Generally an IOFB should be removed. It carries a risk of endophthalmitis, especially in a rural setting, when there is a possibility of soil contamination. Timing of intervention should be based on the chemical constitution of the IOFB, as well as the ophthalmological findings and systemic status of the patient.
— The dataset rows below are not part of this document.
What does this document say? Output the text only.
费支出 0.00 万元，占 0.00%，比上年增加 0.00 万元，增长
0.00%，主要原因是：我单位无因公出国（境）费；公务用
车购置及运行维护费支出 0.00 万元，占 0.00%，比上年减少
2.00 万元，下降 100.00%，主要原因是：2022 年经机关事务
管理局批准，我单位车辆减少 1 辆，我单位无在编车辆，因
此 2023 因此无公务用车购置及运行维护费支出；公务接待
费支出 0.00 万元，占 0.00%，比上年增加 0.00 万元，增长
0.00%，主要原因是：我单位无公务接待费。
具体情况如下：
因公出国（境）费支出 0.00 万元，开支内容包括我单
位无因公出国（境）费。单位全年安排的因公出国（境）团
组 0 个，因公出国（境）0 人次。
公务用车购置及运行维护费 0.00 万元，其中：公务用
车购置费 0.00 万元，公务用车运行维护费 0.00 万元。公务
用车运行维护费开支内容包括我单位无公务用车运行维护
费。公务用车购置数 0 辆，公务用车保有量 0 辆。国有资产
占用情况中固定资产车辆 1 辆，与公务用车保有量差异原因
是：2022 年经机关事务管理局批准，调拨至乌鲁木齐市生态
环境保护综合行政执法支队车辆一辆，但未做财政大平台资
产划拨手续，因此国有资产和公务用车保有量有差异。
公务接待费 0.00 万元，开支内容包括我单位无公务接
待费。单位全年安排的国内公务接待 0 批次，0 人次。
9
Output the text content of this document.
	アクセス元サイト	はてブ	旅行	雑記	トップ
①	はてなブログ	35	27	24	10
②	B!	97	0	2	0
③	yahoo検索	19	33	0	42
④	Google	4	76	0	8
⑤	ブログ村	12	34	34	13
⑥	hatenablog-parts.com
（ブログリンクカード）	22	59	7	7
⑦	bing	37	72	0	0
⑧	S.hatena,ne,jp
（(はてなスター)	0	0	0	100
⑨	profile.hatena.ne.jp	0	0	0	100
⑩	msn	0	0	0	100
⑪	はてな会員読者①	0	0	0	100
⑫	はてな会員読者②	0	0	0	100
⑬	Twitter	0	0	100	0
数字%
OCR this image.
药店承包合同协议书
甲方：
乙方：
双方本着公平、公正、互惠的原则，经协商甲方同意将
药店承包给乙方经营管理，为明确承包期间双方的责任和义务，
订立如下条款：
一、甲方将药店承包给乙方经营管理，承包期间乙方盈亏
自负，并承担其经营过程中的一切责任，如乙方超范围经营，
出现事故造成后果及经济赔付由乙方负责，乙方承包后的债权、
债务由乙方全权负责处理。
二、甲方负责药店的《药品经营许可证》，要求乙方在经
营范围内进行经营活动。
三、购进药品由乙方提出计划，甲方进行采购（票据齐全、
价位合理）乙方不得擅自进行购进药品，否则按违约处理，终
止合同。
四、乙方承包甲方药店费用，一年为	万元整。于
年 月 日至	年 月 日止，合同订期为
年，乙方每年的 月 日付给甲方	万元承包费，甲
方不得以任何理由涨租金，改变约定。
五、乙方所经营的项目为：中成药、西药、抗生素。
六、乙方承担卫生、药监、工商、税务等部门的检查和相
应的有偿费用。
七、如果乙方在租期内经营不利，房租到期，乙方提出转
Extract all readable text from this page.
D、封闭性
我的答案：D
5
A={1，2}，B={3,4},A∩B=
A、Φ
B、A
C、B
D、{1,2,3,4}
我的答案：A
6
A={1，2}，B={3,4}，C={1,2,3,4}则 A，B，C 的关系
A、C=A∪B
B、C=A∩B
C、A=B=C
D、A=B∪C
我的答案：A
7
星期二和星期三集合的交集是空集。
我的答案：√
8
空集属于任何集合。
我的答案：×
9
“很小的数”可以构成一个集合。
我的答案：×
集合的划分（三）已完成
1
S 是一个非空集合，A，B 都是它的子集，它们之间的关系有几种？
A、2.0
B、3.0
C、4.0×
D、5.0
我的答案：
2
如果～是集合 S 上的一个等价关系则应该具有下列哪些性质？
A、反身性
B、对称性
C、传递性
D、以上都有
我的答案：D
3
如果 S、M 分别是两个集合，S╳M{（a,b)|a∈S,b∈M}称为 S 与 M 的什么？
A metallic IOFB can be associated with specific toxicity. A copper IOFB may cause an acute intraocular inflammation, endophthalmitis-like, that can lead to visual loss. Therefore it should be removed as soon as possible. Chronic copper body retention leads to a clinical picture named chalcosis. It is characterized by chronic uveitis, glaucoma, greenish discoloration of the iris, Kayser-Fleischer ring and sunflower cataract. A ferrous IOFB is also associated with toxicity. Manifestations are rare in an acute phase. Chronic retention can lead to brownish endothelial deposits, brownish discoloration of the iris, cataract, glaucoma, pigmentary degeneration of the retina and optic disc edema, collectively known as siderosis.